British journalist and historian

Dennis Griffiths (8 December 1933 – 24 December 2015) was a British journalist and historian, regarded as the founding father of newspaper history from the earliest days of Fleet Street. His Encyclopedia of the British Press 1422–1992 has become a standard work of reference for the whole industry. Born in Swansea, the son of a compositor, he trained as a printer himself, rose to become the production chief of the London Evening Standard for 18 years and wrote six books, including a definitive history of that newspaper from its launch in 1827, much praised in the foreword by its former owner the late Vere Harmsworth.

From 1999 to 2002 Griffiths was an energetic chairman of the London Press Club. In March 2002, he helped organise the 300th anniversary celebration for the first regular daily newspaper to be printed in the United Kingdom. The Prince of Wales unveiled a brass plaque at a service in St Bride’s, the journalists’ church, on the date The Daily Courant was first published in Fleet Street.

In 2006 the British Library published his book Fleet Street – Five Hundred Years of the Press to coincide with an exhibition of newspaper front pages which he co-curated. He also helped prepare an oral archive of newspaper history, and that year was himself interviewed by National Life Stories (C638/06) for the 'Oral History of the British Press' collection held by the library. In 2013 he founded the Coranto Press which published scholarly works on the media.

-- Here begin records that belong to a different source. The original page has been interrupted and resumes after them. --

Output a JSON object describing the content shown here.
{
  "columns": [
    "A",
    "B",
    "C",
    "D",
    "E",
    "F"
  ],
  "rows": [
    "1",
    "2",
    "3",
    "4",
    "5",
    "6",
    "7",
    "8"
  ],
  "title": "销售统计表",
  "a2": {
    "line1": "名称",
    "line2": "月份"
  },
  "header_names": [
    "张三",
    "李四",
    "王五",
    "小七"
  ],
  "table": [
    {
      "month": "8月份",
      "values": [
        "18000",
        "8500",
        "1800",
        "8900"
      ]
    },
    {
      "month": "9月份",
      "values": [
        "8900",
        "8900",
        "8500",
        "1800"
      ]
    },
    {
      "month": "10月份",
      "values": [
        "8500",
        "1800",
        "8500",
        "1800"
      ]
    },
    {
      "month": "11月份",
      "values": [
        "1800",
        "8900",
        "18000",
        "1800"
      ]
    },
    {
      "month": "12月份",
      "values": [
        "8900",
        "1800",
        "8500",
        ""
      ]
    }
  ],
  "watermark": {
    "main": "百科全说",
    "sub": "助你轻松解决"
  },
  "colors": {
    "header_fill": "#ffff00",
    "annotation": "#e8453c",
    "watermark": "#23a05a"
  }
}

Griffiths often retold the story of how in 1969 the Evening Standard pre-printed front pages showing a facsimile colour picture of Neil Armstrong being the first man to step onto the moon – 24 hours ahead of actually landing.

==Publications==
- The Encyclopedia of the British Press 1422–1992, London and Basingstoke: Macmillan, 1992. ISBN 0-333-52984-7.
- Fleet Street – Five Hundred Years of the Press, British Library Publishing, 2006. ASIN: B00EKYHS2U.